You will need to add fields to models to store content. Hygraph provides content editors different input UI depending on the fields used. You can think of a field as a “column” inside of a database table. These fields can be of many different types, and in GraphQL we call those types “Scalars”.

Hygraph provides many different scalar types for things like Strings, Integers, Dates, Booleans, and even for things like Colors, and Geo coordinates. You can learn about the supported field types inside of the API Reference.

Field modifiers

All fields added to your content models provide ways to modify how they're used. You can set fields to be a list, to be localized, to be used in a list, to be marked as required, or unique, as well as a bunch of other combinations.

#Components

You can think of components similar to a model, but they're embedded within an existing model, and cannot be interacted with as individual entries.
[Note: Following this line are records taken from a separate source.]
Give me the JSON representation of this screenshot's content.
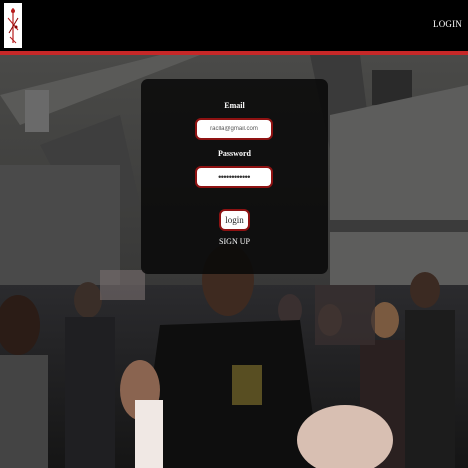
{
  "header": {
    "login_link": "LOGIN"
  },
  "login_form": {
    "email_label": "Email",
    "email_value": "raclla@gmail.com",
    "password_label": "Password",
    "password_value": "••••••••••••",
    "login_button": "login",
    "signup_link": "SIGN UP"
  },
  "colors": {
    "accent": "#c62828",
    "input_border": "#8e1212",
    "header_bg": "#000000"
  },
  "icons": {
    "logo": "dancer-logo"
  }
}
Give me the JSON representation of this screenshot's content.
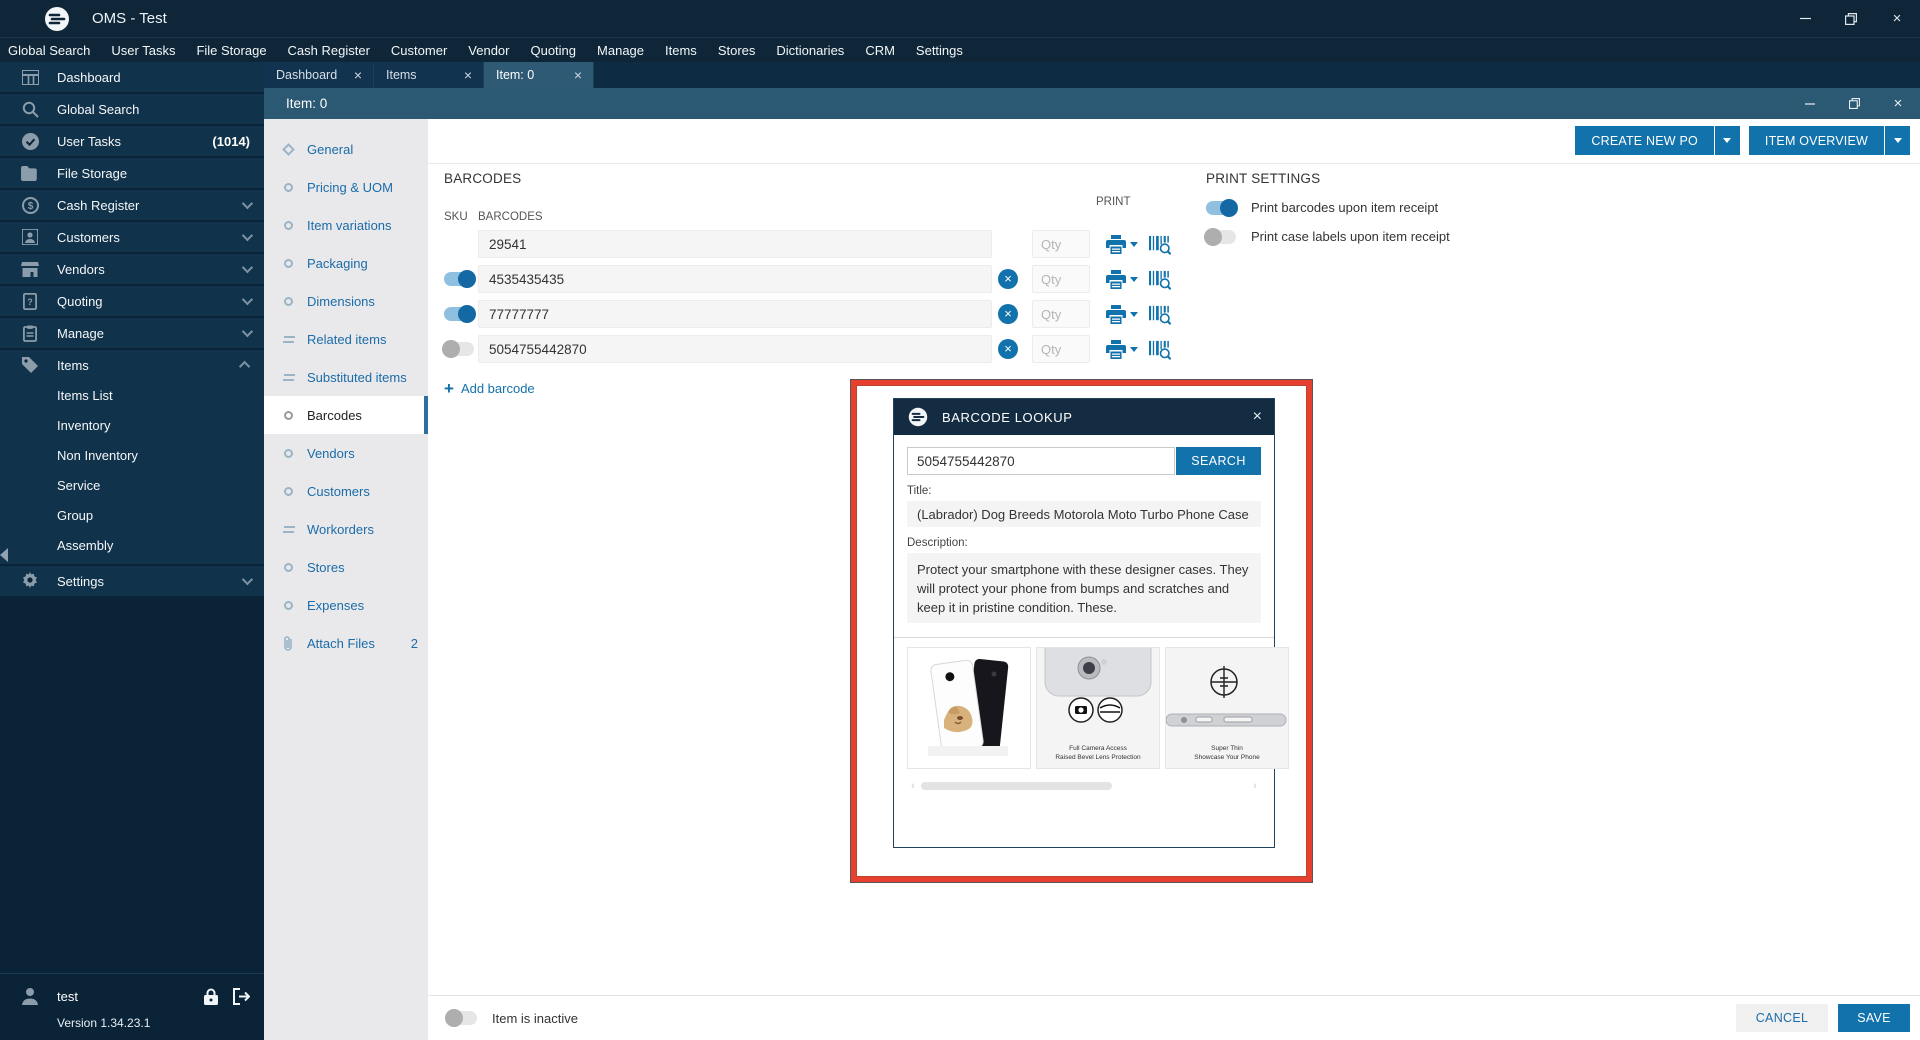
{
  "app": {
    "title": "OMS - Test"
  },
  "menu_bar": {
    "items": [
      "Global Search",
      "User Tasks",
      "File Storage",
      "Cash Register",
      "Customer",
      "Vendor",
      "Quoting",
      "Manage",
      "Items",
      "Stores",
      "Dictionaries",
      "CRM",
      "Settings"
    ]
  },
  "sidebar": {
    "items": [
      {
        "label": "Dashboard",
        "icon": "dashboard-icon"
      },
      {
        "label": "Global Search",
        "icon": "search-icon"
      },
      {
        "label": "User Tasks",
        "icon": "tasks-icon",
        "badge": "(1014)"
      },
      {
        "label": "File Storage",
        "icon": "folder-icon"
      },
      {
        "label": "Cash Register",
        "icon": "cash-icon",
        "chevron": "down"
      },
      {
        "label": "Customers",
        "icon": "person-icon",
        "chevron": "down"
      },
      {
        "label": "Vendors",
        "icon": "store-icon",
        "chevron": "down"
      },
      {
        "label": "Quoting",
        "icon": "quote-icon",
        "chevron": "down"
      },
      {
        "label": "Manage",
        "icon": "clipboard-icon",
        "chevron": "down"
      },
      {
        "label": "Items",
        "icon": "tag-icon",
        "chevron": "up",
        "expanded": true
      },
      {
        "label": "Settings",
        "icon": "gear-icon",
        "chevron": "down"
      }
    ],
    "items_sub": [
      "Items List",
      "Inventory",
      "Non Inventory",
      "Service",
      "Group",
      "Assembly"
    ],
    "user": {
      "name": "test",
      "version": "Version 1.34.23.1"
    }
  },
  "tabs": [
    {
      "label": "Dashboard",
      "active": false
    },
    {
      "label": "Items",
      "active": false
    },
    {
      "label": "Item: 0",
      "active": true
    }
  ],
  "item_window": {
    "title": "Item: 0",
    "nav": [
      {
        "label": "General",
        "icon": "diamond"
      },
      {
        "label": "Pricing & UOM",
        "icon": "circle"
      },
      {
        "label": "Item variations",
        "icon": "circle"
      },
      {
        "label": "Packaging",
        "icon": "circle"
      },
      {
        "label": "Dimensions",
        "icon": "circle"
      },
      {
        "label": "Related items",
        "icon": "equals"
      },
      {
        "label": "Substituted items",
        "icon": "equals"
      },
      {
        "label": "Barcodes",
        "icon": "circle",
        "selected": true
      },
      {
        "label": "Vendors",
        "icon": "circle"
      },
      {
        "label": "Customers",
        "icon": "circle"
      },
      {
        "label": "Workorders",
        "icon": "equals"
      },
      {
        "label": "Stores",
        "icon": "circle"
      },
      {
        "label": "Expenses",
        "icon": "circle"
      },
      {
        "label": "Attach Files",
        "icon": "paperclip",
        "badge": "2"
      }
    ],
    "actions": {
      "create_po": "CREATE NEW PO",
      "item_overview": "ITEM OVERVIEW"
    }
  },
  "barcodes": {
    "heading": "BARCODES",
    "col_sku": "SKU",
    "col_barcodes": "BARCODES",
    "col_print": "PRINT",
    "qty_placeholder": "Qty",
    "rows": [
      {
        "value": "29541",
        "toggle": null,
        "removable": false
      },
      {
        "value": "4535435435",
        "toggle": true,
        "removable": true
      },
      {
        "value": "77777777",
        "toggle": true,
        "removable": true
      },
      {
        "value": "5054755442870",
        "toggle": false,
        "removable": true
      }
    ],
    "add_label": "Add barcode"
  },
  "print_settings": {
    "heading": "PRINT SETTINGS",
    "options": [
      {
        "label": "Print barcodes upon item receipt",
        "on": true
      },
      {
        "label": "Print case labels upon item receipt",
        "on": false
      }
    ]
  },
  "modal": {
    "title": "BARCODE LOOKUP",
    "search_value": "5054755442870",
    "search_button": "SEARCH",
    "title_label": "Title:",
    "title_value": "(Labrador) Dog Breeds Motorola Moto Turbo Phone Case",
    "description_label": "Description:",
    "description_value": "Protect your smartphone with these designer cases. They will protect your phone from bumps and scratches and keep it in pristine condition. These.",
    "images": [
      {
        "name": "labrador-phone-case-photo"
      },
      {
        "name": "clear-case-camera-photo",
        "caption1": "Full Camera Access",
        "caption2": "Raised Bevel Lens Protection"
      },
      {
        "name": "thin-case-side-photo",
        "caption1": "Super Thin",
        "caption2": "Showcase Your Phone"
      }
    ]
  },
  "footer": {
    "inactive_label": "Item is inactive",
    "cancel": "CANCEL",
    "save": "SAVE"
  },
  "colors": {
    "accent": "#1272ab",
    "navy": "#0e2638",
    "inner_title": "#2b5872",
    "highlight_red": "#e8402f"
  }
}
As a content editor, you may wish to add components to structure data for things like a page “Hero”, or layout “Blocks”. You wouldn't query a Hero or Block on its own, but only fetch its content when you interact with the parent model.

#Enumerations

Enums are a special kind of type that we can use to enumerate all possible values in a field. GraphQL enums give us schema level validation by their pure existence.

You would typically use enumerations outside of content, but for things that power a content UI. For example, you may wish to store the possible values that users can “Filter by”. These values could be NAME_ASC, PRICE_ASC, PRICE_DESC, etc.

#System artifacts

When working with a system that manages content, there are many things that the system needs to monitor to operate. Hygraph automatically provides some system models, and fields for projects.

Asset model

Content comes in many different formats, and we refer to “assets” as things you upload that are audio files, images, videos, and PDFs.

Hygraph automatically provides a “transformation API” for images that you can use to alter the output of any uploaded images. A typical transformation is cropping, and moving the focal point.

User model

Any user of your Hygraph project is referred to as a “User”. These are managed automatically, and automatically relate to any content or asset uploaded so you can clearly identify who created, updated, or published content.

Users are also connected to models at an API level, so you can fetch the users name, avatar, and more when fetching content.

System fields

Hygraph automatically handles fields that you don't need to. This includes fields for a document's unique ID, and the timestamps for when content was created, updated, published, and the user model connection mentioned above.